Para a irmã de Matheusa, Gabe Passareli, há outra pauta imediata para além da investigação. Prestes a se formar em terapia ocupacional na Universidade Federal do Rio de Janeiro (UFRJ), ela vem se articulando com estudantes e professores das instituições que Matheusa frequentava para cobrar mudanças nas políticas de permanência estudantil.

“A gente não pode se prender só ao tiro, mas às desassistências, à falta de cuidado, às omissões. Minha irmã vinha num processo de estresse muito grande por conta da graduação”, diz Gabe. Em uma cerimônia realizada na Uerj em homenagem a Matheusa, ela leu um trabalho que a irmã havia feito pela faculdade, no qual criticava as condições oferecidas aos estudantes de baixa renda. A professora responsável nessa ocasião lhe deu nota zero, alegando que a peça era um “desabafo” e que ela faltava em aulas demais.

Gabe diz que a irmã sofria de problemas psíquicos e que a desorganização da assistência estudantil só piorou essa condição. O dinheiro das bolsas não caía no dia certo, o que fazia com que ela tivesse de se desdobrar para pagar o aluguel. Ambas bolsistas, as irmãs se mudaram juntas para a capital vindas de Rio Bonito, no interior do estado. Nos últimos meses, chegaram a alugar quartos na casa de desconhecidos para se manterem na cidade.

“Não estou responsabilizando a instituição pela morte da minha irmã, mas pela desassistência. A violência não é só o tiro. Quais são as questões estruturais do estado do Rio que colocaram o corpo da minha irmã em uma situação de extrema vulnerabilidade?”, questiona. “Não basta só entrar, precisa existir permanência e continuidade no processo de formação. Como isso está sendo garantido na Uerj?”

Fora uma mensagem que recebeu via WhatsApp por uma assessora de comunicação da Universidade, ela afirma que a administração da Uerj nunca a procurou depois do assassinato. Estudantes do Instituto de Artes da Universidade organizaram uma missa ecumênica no campus para velar a amiga naquela semana. “O evento foi incrível, mas não encontrei ninguém da reitoria lá para falar comigo ou com a minha mãe.”

Já a Escola de Artes Visuais do Parque Lage (EAV), também pública, na qual Matheusa estava matriculada havia dois meses, chegou a instituir luto oficial de três dias e optou por não repor a vaga aberta pela morte da estudante, como forma de protesto.

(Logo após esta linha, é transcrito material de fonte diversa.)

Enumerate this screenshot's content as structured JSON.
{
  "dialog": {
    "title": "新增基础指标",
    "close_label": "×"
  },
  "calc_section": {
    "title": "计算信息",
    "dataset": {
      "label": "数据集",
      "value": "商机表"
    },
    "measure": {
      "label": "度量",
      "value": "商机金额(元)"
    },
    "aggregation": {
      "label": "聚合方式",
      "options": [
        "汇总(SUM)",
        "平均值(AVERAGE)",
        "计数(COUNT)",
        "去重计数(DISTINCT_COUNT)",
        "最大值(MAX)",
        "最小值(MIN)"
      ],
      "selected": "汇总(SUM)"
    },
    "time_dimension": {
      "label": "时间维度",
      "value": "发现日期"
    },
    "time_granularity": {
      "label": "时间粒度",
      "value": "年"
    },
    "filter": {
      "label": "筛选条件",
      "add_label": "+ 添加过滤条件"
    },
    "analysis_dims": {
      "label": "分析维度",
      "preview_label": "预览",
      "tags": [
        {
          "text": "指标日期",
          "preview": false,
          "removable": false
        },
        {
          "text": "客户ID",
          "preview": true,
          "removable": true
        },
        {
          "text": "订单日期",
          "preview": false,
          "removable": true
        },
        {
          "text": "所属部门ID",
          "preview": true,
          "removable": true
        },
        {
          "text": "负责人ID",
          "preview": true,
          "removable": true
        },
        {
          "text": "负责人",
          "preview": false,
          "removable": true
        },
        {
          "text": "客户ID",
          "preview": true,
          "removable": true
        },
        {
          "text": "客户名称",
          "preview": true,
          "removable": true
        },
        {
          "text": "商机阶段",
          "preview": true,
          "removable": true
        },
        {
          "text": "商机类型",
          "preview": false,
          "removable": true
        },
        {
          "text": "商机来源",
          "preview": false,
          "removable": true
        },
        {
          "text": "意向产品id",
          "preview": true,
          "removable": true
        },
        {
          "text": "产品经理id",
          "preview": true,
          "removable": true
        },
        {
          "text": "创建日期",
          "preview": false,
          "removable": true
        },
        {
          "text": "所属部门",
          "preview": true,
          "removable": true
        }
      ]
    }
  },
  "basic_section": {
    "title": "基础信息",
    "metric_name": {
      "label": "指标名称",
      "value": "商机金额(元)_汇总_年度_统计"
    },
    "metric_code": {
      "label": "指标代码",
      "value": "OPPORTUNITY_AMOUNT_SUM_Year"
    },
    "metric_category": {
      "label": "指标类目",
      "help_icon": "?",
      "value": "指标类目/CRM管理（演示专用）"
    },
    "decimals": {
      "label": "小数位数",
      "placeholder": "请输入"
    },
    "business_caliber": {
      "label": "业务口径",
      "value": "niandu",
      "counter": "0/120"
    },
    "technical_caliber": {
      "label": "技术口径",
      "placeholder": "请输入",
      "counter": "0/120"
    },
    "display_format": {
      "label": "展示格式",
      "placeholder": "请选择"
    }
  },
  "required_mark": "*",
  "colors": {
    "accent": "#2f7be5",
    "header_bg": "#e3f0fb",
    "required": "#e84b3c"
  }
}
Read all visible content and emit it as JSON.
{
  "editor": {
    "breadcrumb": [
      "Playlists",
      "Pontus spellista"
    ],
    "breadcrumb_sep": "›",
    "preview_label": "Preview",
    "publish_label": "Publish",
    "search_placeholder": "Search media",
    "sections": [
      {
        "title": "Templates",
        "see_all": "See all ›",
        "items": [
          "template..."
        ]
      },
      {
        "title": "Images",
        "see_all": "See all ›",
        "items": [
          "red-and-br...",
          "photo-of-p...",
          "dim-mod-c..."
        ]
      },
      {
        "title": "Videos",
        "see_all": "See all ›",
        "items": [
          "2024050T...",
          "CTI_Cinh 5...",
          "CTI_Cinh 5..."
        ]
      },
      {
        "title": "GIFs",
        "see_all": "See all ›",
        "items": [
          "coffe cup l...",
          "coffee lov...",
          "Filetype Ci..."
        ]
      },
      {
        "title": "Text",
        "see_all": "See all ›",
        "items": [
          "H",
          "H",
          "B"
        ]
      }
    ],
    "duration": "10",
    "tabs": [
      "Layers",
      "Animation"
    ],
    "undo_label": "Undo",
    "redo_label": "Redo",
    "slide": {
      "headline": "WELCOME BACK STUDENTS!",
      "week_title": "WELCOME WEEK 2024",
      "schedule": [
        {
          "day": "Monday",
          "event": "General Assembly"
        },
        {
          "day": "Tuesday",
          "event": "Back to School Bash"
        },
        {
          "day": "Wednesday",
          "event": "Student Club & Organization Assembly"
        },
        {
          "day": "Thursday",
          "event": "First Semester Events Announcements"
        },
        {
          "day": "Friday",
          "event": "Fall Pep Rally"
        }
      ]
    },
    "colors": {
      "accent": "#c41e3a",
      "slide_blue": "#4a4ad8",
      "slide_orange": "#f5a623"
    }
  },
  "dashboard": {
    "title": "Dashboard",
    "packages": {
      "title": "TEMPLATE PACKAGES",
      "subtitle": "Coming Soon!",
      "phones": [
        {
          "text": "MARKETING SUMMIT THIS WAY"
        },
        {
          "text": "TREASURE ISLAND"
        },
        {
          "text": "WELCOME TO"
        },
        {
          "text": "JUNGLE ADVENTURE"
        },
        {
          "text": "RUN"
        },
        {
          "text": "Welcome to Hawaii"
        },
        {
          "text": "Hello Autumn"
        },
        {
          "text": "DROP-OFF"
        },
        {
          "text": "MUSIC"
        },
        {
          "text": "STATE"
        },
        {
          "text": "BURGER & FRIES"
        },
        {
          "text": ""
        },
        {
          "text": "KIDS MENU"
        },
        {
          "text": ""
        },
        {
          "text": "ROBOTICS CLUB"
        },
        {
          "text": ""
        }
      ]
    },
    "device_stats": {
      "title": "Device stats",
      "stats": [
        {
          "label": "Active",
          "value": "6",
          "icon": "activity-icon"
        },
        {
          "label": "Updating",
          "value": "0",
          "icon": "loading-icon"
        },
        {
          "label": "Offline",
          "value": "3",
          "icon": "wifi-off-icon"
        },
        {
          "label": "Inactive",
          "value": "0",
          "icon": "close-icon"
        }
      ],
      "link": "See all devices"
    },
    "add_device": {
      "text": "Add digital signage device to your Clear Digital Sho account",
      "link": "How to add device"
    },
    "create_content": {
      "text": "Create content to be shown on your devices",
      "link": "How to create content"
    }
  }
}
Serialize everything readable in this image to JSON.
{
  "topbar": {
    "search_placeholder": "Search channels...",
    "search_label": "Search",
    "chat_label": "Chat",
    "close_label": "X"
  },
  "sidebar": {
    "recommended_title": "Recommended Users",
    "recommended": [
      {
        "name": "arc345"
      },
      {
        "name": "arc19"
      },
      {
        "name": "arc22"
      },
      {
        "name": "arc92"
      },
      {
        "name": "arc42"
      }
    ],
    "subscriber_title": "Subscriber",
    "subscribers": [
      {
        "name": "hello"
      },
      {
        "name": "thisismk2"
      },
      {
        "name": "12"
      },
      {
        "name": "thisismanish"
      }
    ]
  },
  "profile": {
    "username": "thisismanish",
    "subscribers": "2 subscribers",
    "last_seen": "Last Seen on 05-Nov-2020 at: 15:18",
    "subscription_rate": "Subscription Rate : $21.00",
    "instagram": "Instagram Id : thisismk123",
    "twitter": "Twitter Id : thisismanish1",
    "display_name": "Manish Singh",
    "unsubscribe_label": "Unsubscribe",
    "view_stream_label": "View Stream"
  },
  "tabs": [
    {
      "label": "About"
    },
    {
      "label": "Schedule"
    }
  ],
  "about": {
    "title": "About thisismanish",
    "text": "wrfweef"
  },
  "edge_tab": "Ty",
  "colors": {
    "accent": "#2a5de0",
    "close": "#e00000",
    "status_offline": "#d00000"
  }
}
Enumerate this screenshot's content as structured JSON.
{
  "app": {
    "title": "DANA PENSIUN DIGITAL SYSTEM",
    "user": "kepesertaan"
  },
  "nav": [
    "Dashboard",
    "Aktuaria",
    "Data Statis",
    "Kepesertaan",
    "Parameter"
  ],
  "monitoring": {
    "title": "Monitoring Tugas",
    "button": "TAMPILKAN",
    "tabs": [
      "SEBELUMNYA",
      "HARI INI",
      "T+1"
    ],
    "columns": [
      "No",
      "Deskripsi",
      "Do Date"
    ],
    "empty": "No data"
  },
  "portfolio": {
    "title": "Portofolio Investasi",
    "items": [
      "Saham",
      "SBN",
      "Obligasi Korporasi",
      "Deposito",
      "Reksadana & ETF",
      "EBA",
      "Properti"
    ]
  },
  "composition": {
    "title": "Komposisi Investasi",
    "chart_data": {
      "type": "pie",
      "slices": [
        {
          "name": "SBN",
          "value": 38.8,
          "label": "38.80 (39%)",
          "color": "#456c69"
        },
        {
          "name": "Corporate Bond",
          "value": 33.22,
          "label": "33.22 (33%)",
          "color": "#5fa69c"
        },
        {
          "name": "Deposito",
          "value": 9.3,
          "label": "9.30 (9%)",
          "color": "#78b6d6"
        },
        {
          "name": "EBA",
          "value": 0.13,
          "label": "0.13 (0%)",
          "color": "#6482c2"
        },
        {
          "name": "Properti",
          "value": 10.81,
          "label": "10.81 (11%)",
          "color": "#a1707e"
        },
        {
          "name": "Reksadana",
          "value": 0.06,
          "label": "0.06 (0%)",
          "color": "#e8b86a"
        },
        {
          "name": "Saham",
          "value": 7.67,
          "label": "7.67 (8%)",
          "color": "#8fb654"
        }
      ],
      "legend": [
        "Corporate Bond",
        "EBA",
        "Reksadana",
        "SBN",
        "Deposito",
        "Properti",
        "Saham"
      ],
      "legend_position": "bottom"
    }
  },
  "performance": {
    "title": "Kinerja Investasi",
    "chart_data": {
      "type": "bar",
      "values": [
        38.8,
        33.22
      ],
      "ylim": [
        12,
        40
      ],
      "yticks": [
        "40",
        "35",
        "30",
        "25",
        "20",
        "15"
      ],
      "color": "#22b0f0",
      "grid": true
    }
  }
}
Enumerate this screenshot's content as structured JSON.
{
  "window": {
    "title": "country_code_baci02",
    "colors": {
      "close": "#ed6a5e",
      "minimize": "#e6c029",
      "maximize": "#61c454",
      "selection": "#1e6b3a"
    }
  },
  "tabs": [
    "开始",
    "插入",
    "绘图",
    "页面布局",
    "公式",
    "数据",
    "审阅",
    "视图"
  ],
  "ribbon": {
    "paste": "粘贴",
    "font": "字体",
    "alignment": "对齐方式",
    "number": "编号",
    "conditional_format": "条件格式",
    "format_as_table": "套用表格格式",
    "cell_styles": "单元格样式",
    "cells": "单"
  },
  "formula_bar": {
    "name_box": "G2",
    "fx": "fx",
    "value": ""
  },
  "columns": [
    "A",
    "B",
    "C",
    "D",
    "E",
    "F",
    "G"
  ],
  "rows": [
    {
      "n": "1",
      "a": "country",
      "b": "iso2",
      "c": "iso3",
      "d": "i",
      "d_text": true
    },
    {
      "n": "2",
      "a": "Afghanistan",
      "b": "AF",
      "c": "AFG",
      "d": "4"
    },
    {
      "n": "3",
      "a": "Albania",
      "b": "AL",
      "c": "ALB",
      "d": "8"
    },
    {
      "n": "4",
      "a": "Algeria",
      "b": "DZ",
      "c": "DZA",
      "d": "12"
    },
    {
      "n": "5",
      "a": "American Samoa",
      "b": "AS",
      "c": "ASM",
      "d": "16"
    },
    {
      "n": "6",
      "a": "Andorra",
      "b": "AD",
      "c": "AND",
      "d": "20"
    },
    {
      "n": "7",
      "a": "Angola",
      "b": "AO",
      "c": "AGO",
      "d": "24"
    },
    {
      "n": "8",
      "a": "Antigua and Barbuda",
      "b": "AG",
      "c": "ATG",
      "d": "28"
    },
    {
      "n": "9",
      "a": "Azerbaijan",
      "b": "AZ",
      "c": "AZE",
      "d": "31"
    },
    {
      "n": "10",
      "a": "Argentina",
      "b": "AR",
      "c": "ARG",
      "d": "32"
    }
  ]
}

A escola se manifestou mais de uma vez sobre a execução, por meio de notas que citavam explicitamente a LGBTfobia implicada no caso.

(Eis a razão: Matheusa se identicava como não-binária, ou seja, não se considerava homem nem mulher. O tema aparecia com frequência em seus trabalhos, assinados com o nome de batismo. Para falar da irmã, Gabe — também não-binária — alterna entre o masculino e o feminino.)

A irmã de Matheusa, no entanto, afirmou que também não foi procurada pela equipe da EAV. A escola dá espaço a projetos engajados e atualmente expõe a mostra Queermuseu, censurada no Rio Grande do Sul no ano passado. “Vão usar essa exposição como se nada estivesse acontecendo”, diz Gabe. Ela ainda cobra que as duas escolas ofereçam suporte judicial no caso e usem o seu papel institucional para pressionar as autoridades a levarem as investigações até o fim.

Procurada para se posicionar sobre as declarações, a escola disse que “reafirma sua indignação e revolta” com o crime, mas não negou a afirmação de Gabe. Citou as ações que tomou e afirmou que pretende “estender as discussões em torno da enorme violência sofrida por LGBTQI+ no Brasil, com especial atenção às dissidências sexuais, corpos transviados e travestis e transexuais, que ainda lutam por direitos básicos”, através de uma série de ações.

Contatada pela Carta Capital, a Uerj emitiu nota e se mostrou surpresa com as declarações de Gabe. “São declarações certamente equivocadas, já que a Uerj acompanhou de muito perto todo o caso. E publicamente. O papel institucional da Uerj, nesse caso, é colaborar com a segurança pública e não pressionar a polícia — que, como se sabe, continua a investigação.”

A universidade ainda afirmou que a reitoria e a comunicação institucional já estavam mobilizadas desde o dia 2 de maio em torno do desaparecimento, e alegou ter registros de contato com a família de Matheusa e a imprensa, “mediando a informação, durante todo o processo, até a cerimônia na capela ecumênica da Universidade”.

“No mesmo dia 2 foram recebidos, no próprio gabinete da reitoria, mais de dez estudantes e duas professoras da graduação a que Matheus/Matheusa era ligado. Gabe não participou da reunião. Entendemos o clima de comoção geral e a ansiedade da família no sentido de ver solução para o crime, mas alegar omissão da universidade é inaceitável”, encerrava a nota.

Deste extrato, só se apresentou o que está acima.